La aprobación del convenio entre el Ayuntamiento de As Pontes y la Diputación de La Coruña para la construcción de la nueva residencia de ancianos —en el solar del antiguo Colegio Pardo Bazán— ha levantado más dudas que aplausos entre la población. El acuerdo, validado en el pleno extraordinario del pasado 21 de octubre, prevé que el Ayuntamiento ceda los terrenos y urbanice la zona, mientras que la Diputación se encargará de levantar el edificio y adjudicar su gestión a una empresa privada.
El proyecto, bautizado como Casa As Pontes, promete disponer de 59 plazas repartidas en 41 habitaciones y generar alrededor de 70 empleos. Sin embargo, más allá de las cifras optimistas, el acceso a este centro público dista mucho de ser asequible para la mayoría de las familias pontesas.
Durante el pleno no se detalló el contenido del Estudio Económico-Financiero, pero su consulta revela datos que chocan directamente con las expectativas de un servicio verdaderamente público. En su apartado 5.2 se fijan los precios mensuales por residente: 1.991 euros(1810+IVA) para una plaza en habitación doble y 2.081 euros (1910+IVA) para una en habitación individual. Unos importes que difícilmente pueden asumir la mayoría de los pensionistas del municipio.

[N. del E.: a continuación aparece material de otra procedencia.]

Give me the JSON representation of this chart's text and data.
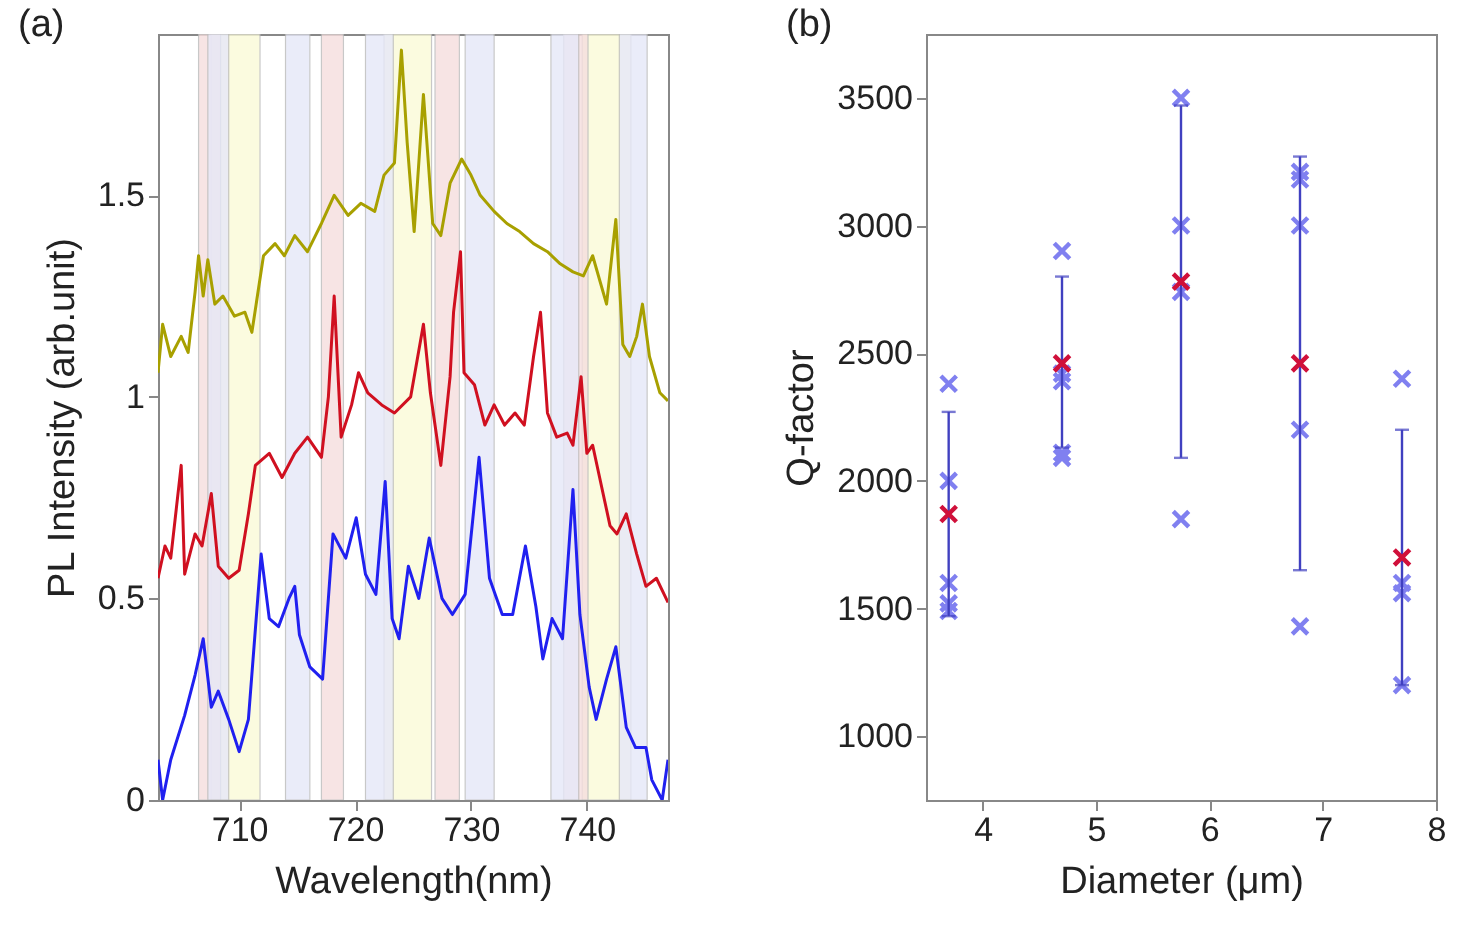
{
  "chart_data": [
    {
      "type": "line",
      "title": "(a)",
      "xlabel": "Wavelength(nm)",
      "ylabel": "PL Intensity (arb.unit)",
      "xlim": [
        703,
        747
      ],
      "ylim": [
        0,
        1.9
      ],
      "xticks": [
        710,
        720,
        730,
        740
      ],
      "yticks": [
        0,
        0.5,
        1,
        1.5
      ],
      "bands": [
        {
          "axis": "x",
          "from": 707.6,
          "to": 711.8,
          "color": "#fbfbd8"
        },
        {
          "axis": "x",
          "from": 722.5,
          "to": 726.6,
          "color": "#fbfbd8"
        },
        {
          "axis": "x",
          "from": 739.6,
          "to": 743.8,
          "color": "#fbfbd8"
        },
        {
          "axis": "x",
          "from": 706.5,
          "to": 708.4,
          "color": "#f6dede"
        },
        {
          "axis": "x",
          "from": 717.1,
          "to": 719.0,
          "color": "#f6dede"
        },
        {
          "axis": "x",
          "from": 726.9,
          "to": 729.0,
          "color": "#f6dede"
        },
        {
          "axis": "x",
          "from": 738.0,
          "to": 740.1,
          "color": "#f6dede"
        },
        {
          "axis": "x",
          "from": 707.3,
          "to": 709.1,
          "color": "#e6e8f8"
        },
        {
          "axis": "x",
          "from": 714.0,
          "to": 716.1,
          "color": "#e6e8f8"
        },
        {
          "axis": "x",
          "from": 720.9,
          "to": 723.3,
          "color": "#e6e8f8"
        },
        {
          "axis": "x",
          "from": 729.5,
          "to": 732.0,
          "color": "#e6e8f8"
        },
        {
          "axis": "x",
          "from": 736.9,
          "to": 739.3,
          "color": "#e6e8f8"
        },
        {
          "axis": "x",
          "from": 742.8,
          "to": 745.2,
          "color": "#e6e8f8"
        }
      ],
      "series": [
        {
          "color": "#a8a000",
          "x": [
            703.0,
            703.4,
            704.1,
            705.0,
            705.6,
            706.2,
            706.5,
            706.9,
            707.3,
            707.9,
            708.6,
            709.6,
            710.5,
            711.1,
            712.1,
            713.1,
            713.9,
            714.8,
            715.9,
            717.1,
            718.2,
            719.4,
            720.5,
            721.7,
            722.5,
            723.4,
            724.0,
            724.5,
            725.1,
            725.9,
            726.7,
            727.4,
            728.2,
            729.2,
            730.0,
            730.8,
            732.0,
            733.1,
            734.2,
            735.4,
            736.6,
            737.7,
            738.8,
            739.7,
            740.5,
            741.7,
            742.5,
            743.1,
            743.7,
            744.3,
            744.8,
            745.4,
            746.3,
            747.0
          ],
          "values": [
            1.06,
            1.18,
            1.1,
            1.15,
            1.11,
            1.26,
            1.35,
            1.25,
            1.34,
            1.23,
            1.25,
            1.2,
            1.21,
            1.16,
            1.35,
            1.38,
            1.35,
            1.4,
            1.36,
            1.43,
            1.5,
            1.45,
            1.48,
            1.46,
            1.55,
            1.58,
            1.86,
            1.63,
            1.41,
            1.75,
            1.43,
            1.4,
            1.53,
            1.59,
            1.55,
            1.5,
            1.46,
            1.43,
            1.41,
            1.38,
            1.36,
            1.33,
            1.31,
            1.3,
            1.35,
            1.23,
            1.44,
            1.13,
            1.1,
            1.15,
            1.23,
            1.1,
            1.01,
            0.99
          ]
        },
        {
          "color": "#d01020",
          "x": [
            703.0,
            703.6,
            704.1,
            705.0,
            705.3,
            706.2,
            706.8,
            707.6,
            708.2,
            709.1,
            710.0,
            710.8,
            711.4,
            712.6,
            713.7,
            714.8,
            715.9,
            717.1,
            717.7,
            718.2,
            718.8,
            719.7,
            720.3,
            721.1,
            722.3,
            723.4,
            724.8,
            725.9,
            726.5,
            727.4,
            728.2,
            728.5,
            729.1,
            729.4,
            730.3,
            731.2,
            732.0,
            732.9,
            733.8,
            734.6,
            735.4,
            736.0,
            736.6,
            737.4,
            738.3,
            738.8,
            739.5,
            740.0,
            740.5,
            741.1,
            742.0,
            742.6,
            743.4,
            744.3,
            745.1,
            746.0,
            747.0
          ],
          "values": [
            0.55,
            0.63,
            0.6,
            0.83,
            0.56,
            0.66,
            0.63,
            0.76,
            0.58,
            0.55,
            0.57,
            0.71,
            0.83,
            0.86,
            0.8,
            0.86,
            0.9,
            0.85,
            1.0,
            1.25,
            0.9,
            0.98,
            1.06,
            1.01,
            0.98,
            0.96,
            1.0,
            1.18,
            1.01,
            0.83,
            1.05,
            1.21,
            1.36,
            1.06,
            1.03,
            0.93,
            0.98,
            0.93,
            0.96,
            0.93,
            1.1,
            1.21,
            0.96,
            0.9,
            0.91,
            0.88,
            1.05,
            0.86,
            0.88,
            0.8,
            0.68,
            0.66,
            0.71,
            0.61,
            0.53,
            0.55,
            0.49
          ]
        },
        {
          "color": "#2020f0",
          "x": [
            703.0,
            703.4,
            704.1,
            705.3,
            706.2,
            706.9,
            707.6,
            708.2,
            709.1,
            710.0,
            710.8,
            711.9,
            712.6,
            713.4,
            714.3,
            714.8,
            715.2,
            716.1,
            717.2,
            718.1,
            719.2,
            720.1,
            720.9,
            721.8,
            722.6,
            723.2,
            723.8,
            724.6,
            725.5,
            726.4,
            727.5,
            728.4,
            729.5,
            730.7,
            731.6,
            732.7,
            733.6,
            734.7,
            735.6,
            736.2,
            737.0,
            737.9,
            738.8,
            739.4,
            740.2,
            740.8,
            741.7,
            742.5,
            743.4,
            744.2,
            745.1,
            745.6,
            746.5,
            747.0
          ],
          "values": [
            0.1,
            0.0,
            0.1,
            0.21,
            0.31,
            0.4,
            0.23,
            0.27,
            0.2,
            0.12,
            0.2,
            0.61,
            0.45,
            0.43,
            0.5,
            0.53,
            0.41,
            0.33,
            0.3,
            0.66,
            0.6,
            0.7,
            0.56,
            0.51,
            0.79,
            0.45,
            0.4,
            0.58,
            0.5,
            0.65,
            0.5,
            0.46,
            0.51,
            0.85,
            0.55,
            0.46,
            0.46,
            0.63,
            0.48,
            0.35,
            0.45,
            0.4,
            0.77,
            0.46,
            0.28,
            0.2,
            0.3,
            0.38,
            0.18,
            0.13,
            0.13,
            0.05,
            0.0,
            0.1
          ]
        }
      ]
    },
    {
      "type": "scatter",
      "title": "(b)",
      "xlabel": "Diameter (μm)",
      "ylabel": "Q-factor",
      "xlim": [
        3.5,
        8
      ],
      "ylim": [
        750,
        3750
      ],
      "xticks": [
        4,
        5,
        6,
        7,
        8
      ],
      "yticks": [
        1000,
        1500,
        2000,
        2500,
        3000,
        3500
      ],
      "marker": "cross",
      "series": [
        {
          "color": "#8080f0",
          "x": [
            3.7,
            3.7,
            3.7,
            3.7,
            3.7,
            4.7,
            4.7,
            4.7,
            4.7,
            4.7,
            5.75,
            5.75,
            5.75,
            5.75,
            6.8,
            6.8,
            6.8,
            6.8,
            6.8,
            7.7,
            7.7,
            7.7,
            7.7
          ],
          "values": [
            2380,
            2000,
            1600,
            1520,
            1490,
            2900,
            2420,
            2390,
            2110,
            2090,
            3500,
            3000,
            2740,
            1850,
            3210,
            3180,
            3000,
            2200,
            1430,
            2400,
            1600,
            1560,
            1200
          ]
        },
        {
          "color": "#d0103a",
          "x": [
            3.7,
            4.7,
            5.75,
            6.8,
            7.7
          ],
          "values": [
            1870,
            2460,
            2780,
            2460,
            1700
          ],
          "errors": [
            [
              1470,
              2270
            ],
            [
              2130,
              2800
            ],
            [
              2090,
              3470
            ],
            [
              1650,
              3270
            ],
            [
              1200,
              2200
            ]
          ]
        }
      ]
    }
  ]
}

El documento va más allá. Señala que estos costes deberán ser abonados íntegramente por cada residente siempre que disponga de recursos. En caso contrario, el sistema previsto es la hipoteca inversa, es decir, el embargo de las propiedades del usuario para cubrir la estancia. Y, si el residente carece de bienes o agota sus recursos, el proyecto establece que su permanencia será solo temporal, hasta ser trasladado a otra residencia de la comunidad con disponibilidad.
En resumen, lo que se presentaba como una conquista social para garantizar un hogar digno a nuestros mayores amenaza -si no se involucra la población y se toman medidas-con convertirse en un servicio inaccesible para muchos y condicionado, además, por la capacidad económica de cada familia. Una residencia pública que, sobre el papel, no parece tan pública cuando sus puertas pueden cerrarse para quienes más la necesitan.